As an aside, this is why I encourage URLs to be put right in the source code with links to relevant information like bugzilla issues, spec pages, API documentation, etc.
February 12, 2020
On 2/8/2020 6:31 PM, Adam D. Ruppe wrote:
> I would kinda love user-defined warnings. pragma(msg) comes close sometimes but there is no way to conditionally trigger it.

    static if (condition) pragma(msg, "Look, Ma!");

Or static assert().

> A reasonable thing for the compiler to do btw would be to call out when function names change. Suppose you have:
> 
> foo(bar: 1, baz: 4)
> 
> and later you change the signature to
> 
> foo(int bar, int coolness)
> 
> the compiler could reasonably issue an error:
> 
> error: foo has no parameter named `baz`. Did you mean `coolness`?
> 
> based on process of elimination to suggest the names not yet specified to ease transition.

Note that the compiler already uses a spell checker to look for close symbol matches.
February 12, 2020
On 2/11/2020 12:49 AM, Timon Gehr wrote:
> If you change the name of a field, code that accesses the field in the standard way also breaks. It would be rather weird if people complained specifically about broken initializers.

If the code followed good encapsulation techniques, it wouldn't any more than changing the name of a parameter would necessitate changing the body of the function.
February 13, 2020
On Thursday, 13 February 2020 at 01:37:58 UTC, Walter Bright wrote:
>     static if (condition) pragma(msg, "Look, Ma!");

In this context, the condition there would be someone using the parameter names. That's impossible to find in static if.
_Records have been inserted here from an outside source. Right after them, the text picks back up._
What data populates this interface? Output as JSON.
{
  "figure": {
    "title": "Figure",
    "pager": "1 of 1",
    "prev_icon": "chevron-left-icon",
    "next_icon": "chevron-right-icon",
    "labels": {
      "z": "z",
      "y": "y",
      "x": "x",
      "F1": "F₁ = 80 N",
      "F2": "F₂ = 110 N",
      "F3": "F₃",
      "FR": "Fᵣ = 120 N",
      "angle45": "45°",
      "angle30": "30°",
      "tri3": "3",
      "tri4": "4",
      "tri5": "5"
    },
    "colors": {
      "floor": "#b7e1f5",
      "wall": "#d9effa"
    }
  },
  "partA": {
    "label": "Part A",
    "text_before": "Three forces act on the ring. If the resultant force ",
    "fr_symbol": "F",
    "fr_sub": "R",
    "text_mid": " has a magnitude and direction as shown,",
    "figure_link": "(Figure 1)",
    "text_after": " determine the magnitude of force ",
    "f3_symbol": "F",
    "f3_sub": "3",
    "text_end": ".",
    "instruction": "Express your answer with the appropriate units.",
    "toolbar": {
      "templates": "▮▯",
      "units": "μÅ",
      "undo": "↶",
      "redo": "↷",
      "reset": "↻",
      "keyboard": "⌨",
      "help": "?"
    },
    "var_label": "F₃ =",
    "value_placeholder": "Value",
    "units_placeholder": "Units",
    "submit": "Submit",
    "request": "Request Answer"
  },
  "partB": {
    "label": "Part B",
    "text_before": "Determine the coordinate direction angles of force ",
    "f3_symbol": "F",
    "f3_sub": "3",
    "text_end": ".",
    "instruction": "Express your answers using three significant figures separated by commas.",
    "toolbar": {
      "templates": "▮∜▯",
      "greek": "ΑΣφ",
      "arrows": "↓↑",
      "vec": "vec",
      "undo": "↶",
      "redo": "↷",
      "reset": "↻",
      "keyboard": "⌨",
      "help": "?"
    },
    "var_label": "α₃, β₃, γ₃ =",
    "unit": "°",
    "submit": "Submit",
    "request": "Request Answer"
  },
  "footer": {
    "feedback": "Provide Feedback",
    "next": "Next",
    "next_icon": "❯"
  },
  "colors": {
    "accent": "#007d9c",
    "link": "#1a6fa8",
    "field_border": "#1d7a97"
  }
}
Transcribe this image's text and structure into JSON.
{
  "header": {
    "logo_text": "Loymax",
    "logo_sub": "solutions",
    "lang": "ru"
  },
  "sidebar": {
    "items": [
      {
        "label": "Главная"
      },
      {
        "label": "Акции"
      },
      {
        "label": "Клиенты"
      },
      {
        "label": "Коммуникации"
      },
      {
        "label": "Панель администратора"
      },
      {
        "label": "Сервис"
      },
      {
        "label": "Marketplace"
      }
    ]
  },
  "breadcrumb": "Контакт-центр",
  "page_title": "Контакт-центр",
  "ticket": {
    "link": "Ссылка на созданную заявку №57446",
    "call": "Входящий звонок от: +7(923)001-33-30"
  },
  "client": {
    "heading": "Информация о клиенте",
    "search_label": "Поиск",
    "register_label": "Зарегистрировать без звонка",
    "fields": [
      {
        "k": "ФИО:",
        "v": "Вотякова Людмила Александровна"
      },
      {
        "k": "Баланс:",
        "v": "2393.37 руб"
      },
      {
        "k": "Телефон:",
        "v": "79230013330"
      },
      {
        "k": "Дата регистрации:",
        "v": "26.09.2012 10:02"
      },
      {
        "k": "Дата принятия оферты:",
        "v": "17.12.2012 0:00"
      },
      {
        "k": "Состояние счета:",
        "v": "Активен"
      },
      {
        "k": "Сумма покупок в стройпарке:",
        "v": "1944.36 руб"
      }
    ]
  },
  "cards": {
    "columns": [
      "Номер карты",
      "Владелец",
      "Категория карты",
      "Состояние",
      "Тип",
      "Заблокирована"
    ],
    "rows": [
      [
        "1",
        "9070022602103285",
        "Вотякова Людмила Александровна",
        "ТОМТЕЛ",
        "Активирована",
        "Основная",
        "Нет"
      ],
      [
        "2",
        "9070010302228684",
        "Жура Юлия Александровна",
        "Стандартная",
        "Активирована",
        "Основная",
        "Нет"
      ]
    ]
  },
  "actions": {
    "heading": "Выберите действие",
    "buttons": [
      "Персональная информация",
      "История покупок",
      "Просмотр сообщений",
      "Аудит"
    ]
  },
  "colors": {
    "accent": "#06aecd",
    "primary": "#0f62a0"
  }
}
> Note that the compiler already uses a spell checker to look for close symbol matches.

A spell checker wouldn't necessarily catch a name change like this since the distance between old and new name may be significant. (e.g. ms to milliseconds has an edit distance of ... what, 11?)

The current spell checker doesn't do it:

int milliseconds() { return 0; }

void main() {
        int a = ms();
}

// wer.d(4): Error: undefined identifier ms
// note no suggestion given


But since the number of parameters is so limited, process of elimination means even with a very large edit distance, it is still probable that you meant one of the few missing parameters. Like dmd will right now suggest:

wer.d(4): Error: function wer.milliseconds(int ms) is not callable using argument types ()
wer.d(4):        missing argument for parameter #1: int ms


So a natural extension of this could be

    given named argument `milliseconds` does not match any parameter
    missing argument for parameter #1: int ms


And just those two messages next to each other, spell check or no, would probably clue the user in. I doubt this will even need additional code, but nevertheless, given the importance of good error messages to user productivity, I think all DIPs ought to have a section on diagnostics and any implementation should ensure it is addressed one way or another.